Face à « la peur, la précarité, la colère », d’un peuple à l’identité malmenée, face à des conditions climatiques empirées, la seule solution avait été une révolution féministe préparée minutieusement. Depuis 2012, les déesses fondatrices de la mythologie grecque infiltraient la France. Elles avaient scellé leur destin lors du serment de la Théière signé sur un morceau de parchemin à Olympie. L’invisibilité des femmes dans l’histoire avait pu être déjouée in extremis, juste avant que l’Apocalypse ne survienne.
Avec des effets de temps et d’ellipses, Chloé Delaume réinvente le polythéisme à chaque page et y entremêle des références à l’histoire contemporaine et antique.
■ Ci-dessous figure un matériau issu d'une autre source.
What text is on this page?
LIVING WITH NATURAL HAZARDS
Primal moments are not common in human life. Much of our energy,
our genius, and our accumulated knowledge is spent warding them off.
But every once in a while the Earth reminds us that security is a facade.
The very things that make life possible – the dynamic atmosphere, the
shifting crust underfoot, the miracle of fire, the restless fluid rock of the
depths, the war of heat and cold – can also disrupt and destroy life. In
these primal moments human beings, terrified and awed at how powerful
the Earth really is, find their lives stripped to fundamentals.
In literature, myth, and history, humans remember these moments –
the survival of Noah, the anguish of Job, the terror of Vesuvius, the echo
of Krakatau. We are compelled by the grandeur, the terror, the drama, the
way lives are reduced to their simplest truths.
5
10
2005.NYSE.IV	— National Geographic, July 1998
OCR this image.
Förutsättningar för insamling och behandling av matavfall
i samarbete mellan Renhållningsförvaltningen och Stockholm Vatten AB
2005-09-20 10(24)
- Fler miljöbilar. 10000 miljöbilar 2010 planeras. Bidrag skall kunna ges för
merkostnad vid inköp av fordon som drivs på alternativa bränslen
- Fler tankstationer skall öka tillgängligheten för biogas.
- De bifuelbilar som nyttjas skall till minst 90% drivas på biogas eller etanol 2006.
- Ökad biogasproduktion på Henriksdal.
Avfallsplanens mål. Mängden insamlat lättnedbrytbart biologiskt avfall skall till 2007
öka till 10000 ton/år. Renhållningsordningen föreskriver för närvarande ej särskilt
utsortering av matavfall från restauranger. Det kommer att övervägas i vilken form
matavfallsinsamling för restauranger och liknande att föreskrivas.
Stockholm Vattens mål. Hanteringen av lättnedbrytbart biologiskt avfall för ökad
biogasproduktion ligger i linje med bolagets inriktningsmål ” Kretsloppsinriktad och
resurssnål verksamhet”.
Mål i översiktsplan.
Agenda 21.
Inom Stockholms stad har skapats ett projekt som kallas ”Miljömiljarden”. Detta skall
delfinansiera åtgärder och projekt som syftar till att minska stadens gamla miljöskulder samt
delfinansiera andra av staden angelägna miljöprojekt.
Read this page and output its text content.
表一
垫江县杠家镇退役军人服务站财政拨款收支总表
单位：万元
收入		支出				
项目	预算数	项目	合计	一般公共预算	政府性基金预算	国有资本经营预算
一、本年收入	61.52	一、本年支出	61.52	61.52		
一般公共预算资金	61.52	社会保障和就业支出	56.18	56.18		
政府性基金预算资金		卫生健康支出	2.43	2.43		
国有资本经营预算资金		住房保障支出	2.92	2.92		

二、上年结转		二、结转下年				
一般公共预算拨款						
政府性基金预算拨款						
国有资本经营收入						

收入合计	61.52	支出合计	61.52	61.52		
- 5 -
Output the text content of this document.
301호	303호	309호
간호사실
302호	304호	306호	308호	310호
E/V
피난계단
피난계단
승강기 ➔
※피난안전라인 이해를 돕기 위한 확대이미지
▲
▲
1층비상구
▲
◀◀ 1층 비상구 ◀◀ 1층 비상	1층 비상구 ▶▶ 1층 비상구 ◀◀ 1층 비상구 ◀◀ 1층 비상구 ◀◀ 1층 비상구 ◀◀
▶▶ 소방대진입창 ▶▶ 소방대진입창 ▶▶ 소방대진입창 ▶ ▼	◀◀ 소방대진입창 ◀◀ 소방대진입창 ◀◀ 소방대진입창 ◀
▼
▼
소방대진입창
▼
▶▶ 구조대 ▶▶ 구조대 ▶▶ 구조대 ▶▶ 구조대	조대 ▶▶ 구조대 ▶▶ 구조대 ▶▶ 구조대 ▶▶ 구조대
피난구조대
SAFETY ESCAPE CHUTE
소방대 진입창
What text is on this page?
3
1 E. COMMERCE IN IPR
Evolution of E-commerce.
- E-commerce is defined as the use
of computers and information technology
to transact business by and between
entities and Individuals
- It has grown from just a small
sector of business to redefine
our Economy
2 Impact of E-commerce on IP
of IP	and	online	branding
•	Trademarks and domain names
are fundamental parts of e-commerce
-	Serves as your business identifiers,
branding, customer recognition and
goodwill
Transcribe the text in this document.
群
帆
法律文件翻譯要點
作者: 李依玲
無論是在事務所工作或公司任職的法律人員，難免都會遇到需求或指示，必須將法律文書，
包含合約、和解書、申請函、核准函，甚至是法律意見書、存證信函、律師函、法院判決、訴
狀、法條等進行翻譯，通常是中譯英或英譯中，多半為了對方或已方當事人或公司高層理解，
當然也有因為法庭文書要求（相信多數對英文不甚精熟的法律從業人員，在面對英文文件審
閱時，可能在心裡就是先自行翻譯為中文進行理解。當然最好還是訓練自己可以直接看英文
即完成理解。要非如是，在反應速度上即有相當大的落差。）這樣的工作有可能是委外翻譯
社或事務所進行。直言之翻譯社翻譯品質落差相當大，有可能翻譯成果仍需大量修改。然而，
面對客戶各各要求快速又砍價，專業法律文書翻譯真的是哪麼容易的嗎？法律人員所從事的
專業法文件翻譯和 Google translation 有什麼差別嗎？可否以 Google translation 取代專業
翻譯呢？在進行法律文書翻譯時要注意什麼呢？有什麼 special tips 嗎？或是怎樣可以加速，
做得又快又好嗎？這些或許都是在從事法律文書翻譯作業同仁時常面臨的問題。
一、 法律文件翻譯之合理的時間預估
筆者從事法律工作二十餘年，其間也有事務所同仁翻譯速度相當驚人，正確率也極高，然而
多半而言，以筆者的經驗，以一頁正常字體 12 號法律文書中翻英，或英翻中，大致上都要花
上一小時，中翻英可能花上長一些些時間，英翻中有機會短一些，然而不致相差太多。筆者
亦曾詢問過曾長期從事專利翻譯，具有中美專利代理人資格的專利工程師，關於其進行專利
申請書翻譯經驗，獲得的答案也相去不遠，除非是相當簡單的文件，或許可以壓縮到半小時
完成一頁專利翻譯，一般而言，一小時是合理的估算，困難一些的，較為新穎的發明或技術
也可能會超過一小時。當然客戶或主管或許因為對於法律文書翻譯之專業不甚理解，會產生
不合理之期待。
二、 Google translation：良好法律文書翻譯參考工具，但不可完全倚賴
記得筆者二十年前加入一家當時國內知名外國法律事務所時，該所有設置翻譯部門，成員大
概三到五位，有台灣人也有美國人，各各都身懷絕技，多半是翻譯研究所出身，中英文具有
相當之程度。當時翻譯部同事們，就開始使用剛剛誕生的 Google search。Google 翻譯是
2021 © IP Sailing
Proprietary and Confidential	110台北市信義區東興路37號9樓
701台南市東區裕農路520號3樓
C’est aussi plaisant à lire que Les Métamorphoses d’Ovide. Elle rend les déesses Déméter, Aphrodite, Artémis, Hestia, Athéna, Héra, vivantes. Au fil des pages, des échos à un événement qui surgit vers 3080 av. J.-C. à Athènes résonnent : avait alors éclaté une guerre civile si affreuse, qu’il fut interdit d’y faire allusion.
L’origine du monothéisme est aussi évoquée avec un clin d’œil au mutisme originel de la femme : « Ève est celle qui se tait, fille aînée des soumises et de l’aliénation ». Des dossiers épistolaires entre Artémis et Jésus Christ viennent étayer d’une manière truculente toute cette enquête. Les registres s’entrecroisent avec habileté, passent d’un discours cinglant à l’intention du Président de la République à des poèmes d’une ironie cruelle. Des sorts maléfiques fusent de chapitre en chapitre pour rétablir la vérité. C’est drôle, intelligent, mais surtout impertinent. Les sorcières de la République conjuguent l’imagination et la narration à la perfection.
Quentin Margne
Chloé Delaume, Les sorcières de la République Seuil, 368 pages, 20 euros.